DataPageHeaderV2.IsCompressed is defaulting to false on read even though the spec seems to say it should be true
I am trying to read a snappy compressed file written by the JavaScript library hyparquet-writer and am getting an exception:
System.IO.InvalidDataException
failed to read column 'name'
at Parquet.Serialization.ParquetSerializer.DeserializeRowGroupAsync[T](ParquetRowGroupReader rg, ParquetSchema schema, Assembler`1 asm, ICollection`1 result, ParquetSerializerOptions options, CancellationToken cancellationToken, Boolean resultsAlreadyAllocated) in .\parquet-dotnet\src\Parquet\Serialization\ParquetSerializer.cs:line 573
at Parquet.Serialization.ParquetSerializer.DeserializeRowGroupAsync(ParquetReader reader, Int32 rgi, Assembler`1 asm, List`1 result, ParquetSerializerOptions options, CancellationToken cancellationToken) in .\parquet-dotnet\src\Parquet\Serialization\ParquetSerializer.cs:line 498
System.ArgumentOutOfRangeException
Specified argument was out of the range of valid values.
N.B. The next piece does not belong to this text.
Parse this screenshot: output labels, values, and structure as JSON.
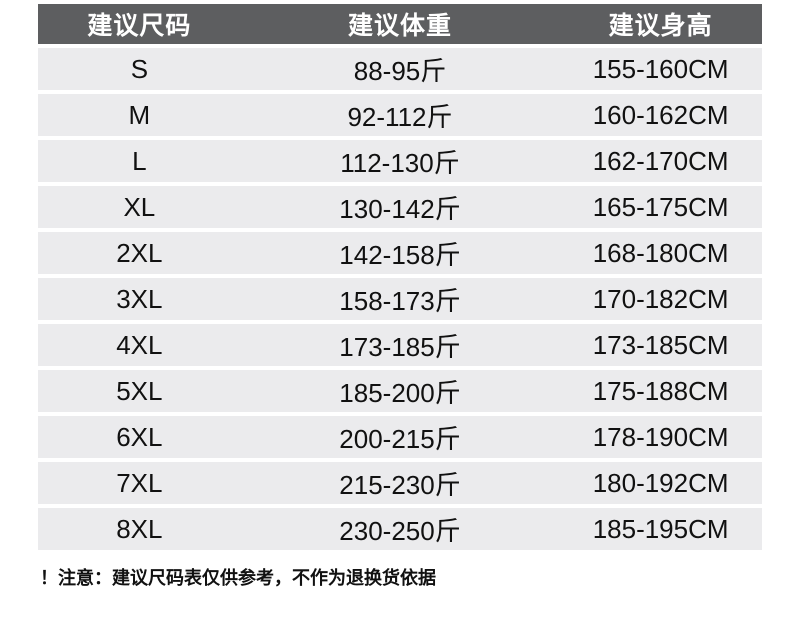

at Parquet.Encodings.ParquetPlainEncoder.Decode(Span`1 source, Span`1 data, SchemaElement tse) in .\parquet-dotnet\src\Parquet\Encodings\ParquetPlainEncoder.cs:line 1133
at Parquet.Encodings.ParquetPlainEncoder.Decode(Array data, Int32 offset, Int32 count, SchemaElement tse, Span`1 source, Int32& elementsRead) in .\parquet-dotnet\src\Parquet\Encodings\ParquetPlainEncoder.cs:line 206
I narrowed down the cause to be a conflict between the meaning of leaving off the value of IsCompressed. In parquet-dotnet, when ph.DataPageHeaderV2.IsCompressed is null, it defaults to not attempting to decompress:
https://github.com/aloneguid/parquet-dotnet/blob/90fcfa5b5874057ec03a30bc42101ee74f5be8b7/src/Parquet/File/DataColumnReader.cs#L230
However, hyparquet-writer seems to think that when compressing, that value can be omitted when writing a compressed column, that is be null:
https://github.com/hyparam/hyparquet-writer/blob/86f4c4314e9326d7989baa6f270079d6d0ce6851/src/datapage.js#L106
Also, in parquet-dotnet, the comment for that property says null means compressed:
https://github.com/aloneguid/parquet-dotnet/blob/90fcfa5b5874057ec03a30bc42101ee74f5be8b7/src/Parquet/Meta/Parquet.cs#L1480-L1483
If missing it is considered compressed.
This matches the specification:
https://github.com/apache/parquet-format/blob/87f2c8bf77eefb4c43d0ebaeea1778bd28ac3609/src/main/thrift/parquet.thrift#L741-L746
Here is a test file that I expect to be read:
I generated the test file with the following Node.js code:
parquetWriteFile({
filename: "./hyparquet.snappy.parquet",
columnData: [
{ name: "name", data: ["Alice", "Bob", "Charlie"], type: "STRING" },
{ name: "age", data: [25, 30, 35], type: "INT32" },
],
});
In my local clone, I added the following test to ParquetReaderOnTestFilesTest.cs along with the data file attached above in the issue:
[Fact]
public async Task HyparquetCompressed() {
using Stream s = OpenTestFile("hyparquet.snappy.parquet");
ParquetSerializer.UntypedResult r = await ParquetSerializer.DeserializeAsync(s);
}
And the test fails. When I change the line in DataColumnReader.cs to default to true all the tests in the solution pass (except I don't have java.exe so those integration tests fail):
if((!(ph.DataPageHeaderV2.IsCompressed ?? true)) || _thriftColumnChunk.MetaData!.Codec == CompressionCodec.UNCOMPRESSED) {
So is there a data file example that this doesn't work with somewhere?